What is Binary Search Tree? List the applications of Binary Search Tree. Create a binary search tree using the following data entered as a sequential set: 14, 15, 12, 23, 5, 7, 7, 10, 33, 80, 66 Also perform inorder and preorder traversal for the created tree.

Construct the Binary search for the following set of numbers 14, 17, 11, 7, 53, 4, 13, 12, 8, 60, 19, 16. Perform inorder, preorder and postorder traversals of the obtained tree.

Construct the Binary Search Tree (BST) from the following elements D A T A S T R U C T U R E A N D A L G O R I T H M S also write the in-order, pre-order and post-order traversals for the BST generated.

Construct the Binary Search Tree (BST) from the following elements: D A T A S T R U C T U R E S U S I N G C also write the in-order, pre-order and post-order traversals for the BST generated.

Threaded Binary Trees.

• Explain threaded binary trees and their representation with a neat diagram. Also develop function to do the inorder traversal of a threaded binary tree.
• What area threaded tree and its advantage?
• Define and give an example for Threaded Binary tree

Answer :

A Threaded Binary Tree is a binary tree in which null pointers (those pointing to child nodes that do not exist) are replaced by pointers called threads to other nodes in the tree.

In a normal binary tree, each node has two pointers: left and right for each child. If a node does not have a left or right child, those pointers are set to NULL.

In a threaded binary tree, we replace these NULL pointers with threads:

• If a left child of a root is NULL then replace it with pointer to the node that would be visited before the root in an inorder traversal (Inorder Predecessor of root).
• If a right child of a root is NULL then replace it with pointer to the node that would be visited after the root in an inorder traversal (Inorder Successor of root).

(Make an inorder traversal of a tree and connect all leaf nodes to its left and right)

This modification allows us to traverse the tree in inorder without needing a stack or recursion, simply by following the left and right threads.

There are two types of threaded binary trees:

1. Single Threaded Binary Tree: In this type, only one set of threads is used (either left or right). The left thread points to the inorder predecessor, or the right thread points to the inorder successor.

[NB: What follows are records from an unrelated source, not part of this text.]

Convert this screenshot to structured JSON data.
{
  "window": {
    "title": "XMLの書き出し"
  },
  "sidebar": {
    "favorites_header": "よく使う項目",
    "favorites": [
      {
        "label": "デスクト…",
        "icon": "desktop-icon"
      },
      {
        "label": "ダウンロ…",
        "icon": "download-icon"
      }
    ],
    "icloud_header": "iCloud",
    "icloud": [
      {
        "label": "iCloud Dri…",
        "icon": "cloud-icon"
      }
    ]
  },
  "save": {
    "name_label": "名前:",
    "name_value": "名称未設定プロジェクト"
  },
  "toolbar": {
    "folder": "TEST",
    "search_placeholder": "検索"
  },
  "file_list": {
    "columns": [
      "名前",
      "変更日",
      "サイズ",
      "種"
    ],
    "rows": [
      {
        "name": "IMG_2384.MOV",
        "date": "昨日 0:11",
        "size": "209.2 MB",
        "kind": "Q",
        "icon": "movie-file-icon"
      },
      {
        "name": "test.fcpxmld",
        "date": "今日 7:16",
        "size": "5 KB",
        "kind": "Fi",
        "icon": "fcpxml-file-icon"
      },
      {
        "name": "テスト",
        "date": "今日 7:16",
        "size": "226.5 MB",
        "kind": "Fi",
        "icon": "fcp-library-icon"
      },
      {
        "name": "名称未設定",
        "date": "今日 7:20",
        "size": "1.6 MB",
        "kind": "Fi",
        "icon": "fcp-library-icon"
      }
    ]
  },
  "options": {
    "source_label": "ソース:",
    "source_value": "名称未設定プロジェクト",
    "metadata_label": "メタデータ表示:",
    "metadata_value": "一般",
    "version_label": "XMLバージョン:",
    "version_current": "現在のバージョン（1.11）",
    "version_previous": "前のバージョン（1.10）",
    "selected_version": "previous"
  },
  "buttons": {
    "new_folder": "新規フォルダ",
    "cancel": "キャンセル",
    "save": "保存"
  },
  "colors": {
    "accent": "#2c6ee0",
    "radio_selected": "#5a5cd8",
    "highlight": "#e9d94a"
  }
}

2. Double Threaded Binary Tree: In this type, both the left and right pointers are used for threading. The left thread points to the inorder predecessor, and the right thread points to the inorder successor.

(Proper Diagram needed)

To perform the inorder traversal of a threaded binary tree, we need to follow the threads instead of using recursion or a stack. Here’s how it works:

1. Start from the leftmost node.
2. Visit the node.
3. If the node has a right thread, move to the inorder successor using the right thread.
4. If the node has no right child, move to its parent (using the thread in the left pointer if it exists).
5. Repeat the process until all nodes are visited.